An Unamusing Musing
I used to have an old, long gone friend named Mike who, if not ever a truly bad person, felt like alot of unfunny things could be on the table for him to joke about, but he still felt entitled to take hard ass stances on issues where these two views don’t add up. For example, posing in front of a Nazi flag for dear Michael was ok and so was him thinking abortion is murder somehow. I would describe the boy as rude, loud, extreme, obnoxious all at once, all on purpose. Simultaneously abrasive, yet opinionated and maybe even tolerant on his end. (It must be an active choice to tolerate him) Anyway, I distinctly remember being overly uptight when I joined the friend group that included him.
So he’d have his piss poor takes and his entitlement to edge lordhumor and then he’d look on me and my dad with an immediate feeling of odd reverence. He was always fascinated with my dads voice on the phone, “like MLK he’d say, or someone iconic.” There were times he’d catch me being stoic and stare, like he’d gotten a snapshot from some movie still, and in an unhinged amount of awe, he’d tell me he could see me as a civil rights activist. “A Black Panther in the 70s” These both made me uncomfortable and dicey at the time, though I attributed it to my lack of social exposure for awhile later on.
It boils down to that I didn’t want to be a token friend or designated by race, not at that time, when I believed there was only a respectable version of a black man (a complacent one). I still wouldnt line to be pointed out of a crowd as black before anything else but I fully identify with my blackness now.
But it still bothers me. To look back on those words. Why? There is no rythm to these compliments, no reverence I feel from the words, only his looks. Only his pauses. I still feel that same unease long after my qualms have changed.
As they should now that my dad and I discuss hot button topics. As I seek out education to build a platform from my beliefs. As I listen to stories of lives much like my own. As I hear the suffering of people just like mine. As my people are killed like sick dogs in the alleyway and no man, black or white may look away.
My blackness permeates my skin and seeps its roots down deep, enriching my soul as it reaches outwards, as my ancestors speak through me and there suffering echoes in my every action. I am black. I am history. I am fighting and activism and even a product of mass death and unrighteous debt. I see what he meant. How could I not?
Yet it still bothers me now that I’m disillusioned by the systems in place for me and mine. It still offers me no peace for the. simple fact that he can do what all men do and simultaneously do what most can’t.
Most white people can see and feel the suffering of ancestors in my anger and in my sorrow.
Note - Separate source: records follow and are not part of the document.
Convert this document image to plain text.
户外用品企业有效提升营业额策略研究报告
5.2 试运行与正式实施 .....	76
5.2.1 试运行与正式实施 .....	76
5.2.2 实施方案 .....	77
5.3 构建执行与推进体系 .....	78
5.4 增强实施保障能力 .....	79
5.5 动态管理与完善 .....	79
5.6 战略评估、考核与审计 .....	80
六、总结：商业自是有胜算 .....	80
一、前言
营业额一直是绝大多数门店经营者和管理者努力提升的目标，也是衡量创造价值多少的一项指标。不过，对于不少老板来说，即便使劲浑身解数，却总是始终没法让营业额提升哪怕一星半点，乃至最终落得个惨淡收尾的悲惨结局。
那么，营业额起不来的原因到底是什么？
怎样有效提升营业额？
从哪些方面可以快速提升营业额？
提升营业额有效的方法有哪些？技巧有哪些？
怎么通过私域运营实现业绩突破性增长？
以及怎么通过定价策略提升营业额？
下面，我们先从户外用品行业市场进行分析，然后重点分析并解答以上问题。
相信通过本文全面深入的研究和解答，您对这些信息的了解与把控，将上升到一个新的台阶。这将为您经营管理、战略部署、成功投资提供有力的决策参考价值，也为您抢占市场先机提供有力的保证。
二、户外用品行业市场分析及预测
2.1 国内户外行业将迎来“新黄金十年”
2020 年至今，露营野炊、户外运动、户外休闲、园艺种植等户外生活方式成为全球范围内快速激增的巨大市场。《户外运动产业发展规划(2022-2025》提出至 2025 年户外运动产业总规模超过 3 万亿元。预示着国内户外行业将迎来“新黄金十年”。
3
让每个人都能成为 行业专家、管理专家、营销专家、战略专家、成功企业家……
And their response is usually to dismiss it. “There are no reparations to be made it was years ago.” “It was normal at the time.” They see atrocities somehow immediately repaid.
Michael was… tolerant. This is no compliment to the intolerable, only the perturbing and confounding truth. But this means that Micheal looked into the history that intertwined twixt my body and soul, and saw clearly that there were fights to be had. Changes to be sought out and made. But in viewing that aspect of all of me, he stopped at our past. And likened me in his visage to his perception of the age. Separate from the fight that is my blackness.
This memory is not bittersweet. I find it wrong and more damning.
Someone so callous looked upon me and saw this history in my skin and bones, they heard the hundred souls that spoke through my father and likened it to some past so far away to be awed as iconic, aesthetic and fictious.
I am living history and neural rythm and to recognize that in me as literature rather than creed is the barrier that separates us all. I am not a man living in the same present when my blood flows by rite of the past. To be so close and assume otherwise, is a greater disrespect than to never know at all.